Roh-roh jahat dengan berbagai wujud menerjang Lu Yun satu demi satu, berusaha mencabik-cabiknya.
Meretih!
Petir Pembersih Kayu Yi di sekitar Lu Yun berkobar dengan kilat biru tua dan mencabik-cabik roh apa pun yang berani mendekatinya. Kultivasinya terbatas, tetapi petir itu memiliki kapasitas pengusiran setan yang besar. Bahkan roh abadi yang tak tertandingi pun tidak dapat bertahan dalam pertemuan jarak dekat.
Dengan tatapan tajam, Lu Yun menerobos lapisan kegelapan sebelum akhirnya mencapai pohon itu. Air Sungai Senja mengalir di bawah kakinya. Sungai besar yang membentang di separuh Provinsi Senja itu tampak seperti harta karun seorang tokoh besar, dan sumbernya berasal dari makam ini.
“Air yang sangat yin mampu menumbuhkan harta karun yin yang agung. Harta karun itu sendiri tersembunyi di bawah pohon. Sungai Senja, pohon yang layu, dan sesuatu yang lain bersama-sama membentuk tata letaknya… Ah, Para Pembawa Peti Mati Enneawyrm! Itu ada di sini dulu, lalu pergi ke Kota Senja!”

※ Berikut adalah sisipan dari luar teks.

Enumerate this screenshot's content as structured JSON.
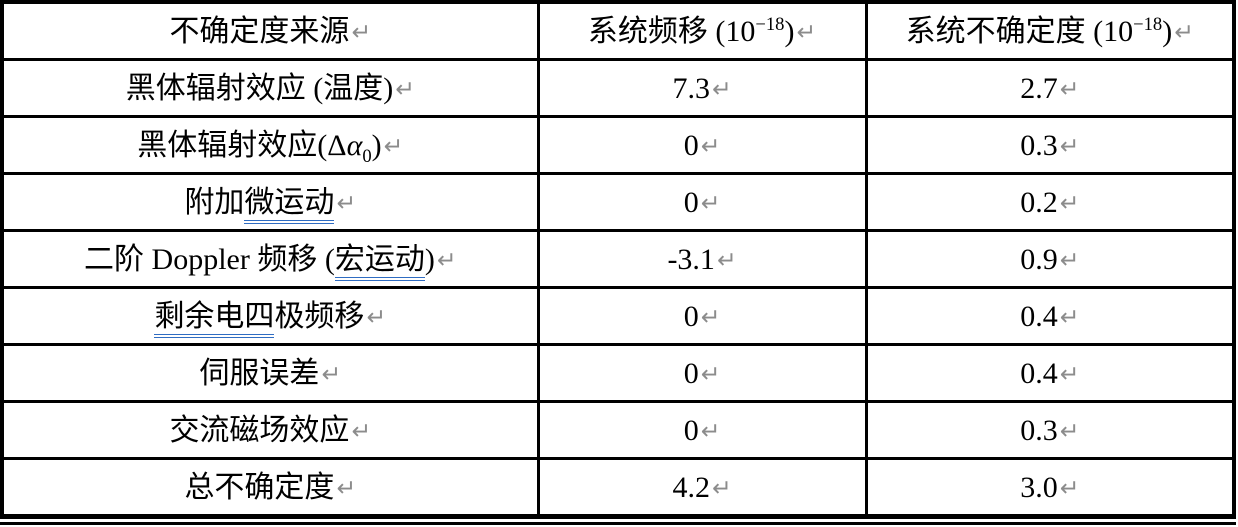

Barulah setelah para Pembawa Peti Mati Enneawyrm pergi, tata letak kepunahan mulai terbentuk… Wayfarer menjadi Gubernur Dusk seribu tahun yang lalu dan mendirikan tata letak para Pembawa Peti Mati Enneawyrm di provinsi tersebut, menghancurkan kekayaannya.
Saat itulah rencana kepunahan mulai terungkap… Apa peran Pengembara itu dalam semua ini? Lu Yun menyatukan semuanya setelah ia melihat rencana tersebut dengan saksama. Semua peristiwa yang terjadi di Provinsi Senja dari awal hingga akhir adalah untuk mendukung rencana kepunahan ini.
Apakah semua ini hanya untuk menghancurkan benda yang dimakan Ge Long? Lu Yun ragu-ragu ketika pikirannya sampai pada titik ini.
Ge Long adalah sosok misterius, tetapi kekuatannya paling banter hanya bisa menyaingi seorang immortal arcane dao tingkat lanjut. Sesuatu yang bisa ia atasi dengan mudah tentu tidak akan membuat Chen Xiao dan iblis manusia itu menghabiskan seribu tahun untuk merencanakan penghancurannya, bukan?
Para Pembawa Peti Mati Enneawyrm, Peti Mati Sembilan Phoenix, dan Peti Mati Enneaqilin berguncang serempak, seolah berusaha mencegah Lu Yun merusak tata letak tersebut.
“Apa tujuan sebenarnya dari tata letak kepunahan? Mata-mata itu… mereka melakukannya dengan sengaja. Mereka langsung menghancurkan semua tata letak lain di makam, tetapi membiarkan tata letak kepunahan tetap utuh.” Lu Yun berhenti di depan pohon layu yang menyerupai hantu dan bergumam, “Tata letak kepunahan, tata letak kepunahan. Siapa yang ingin dimusnahkannya?”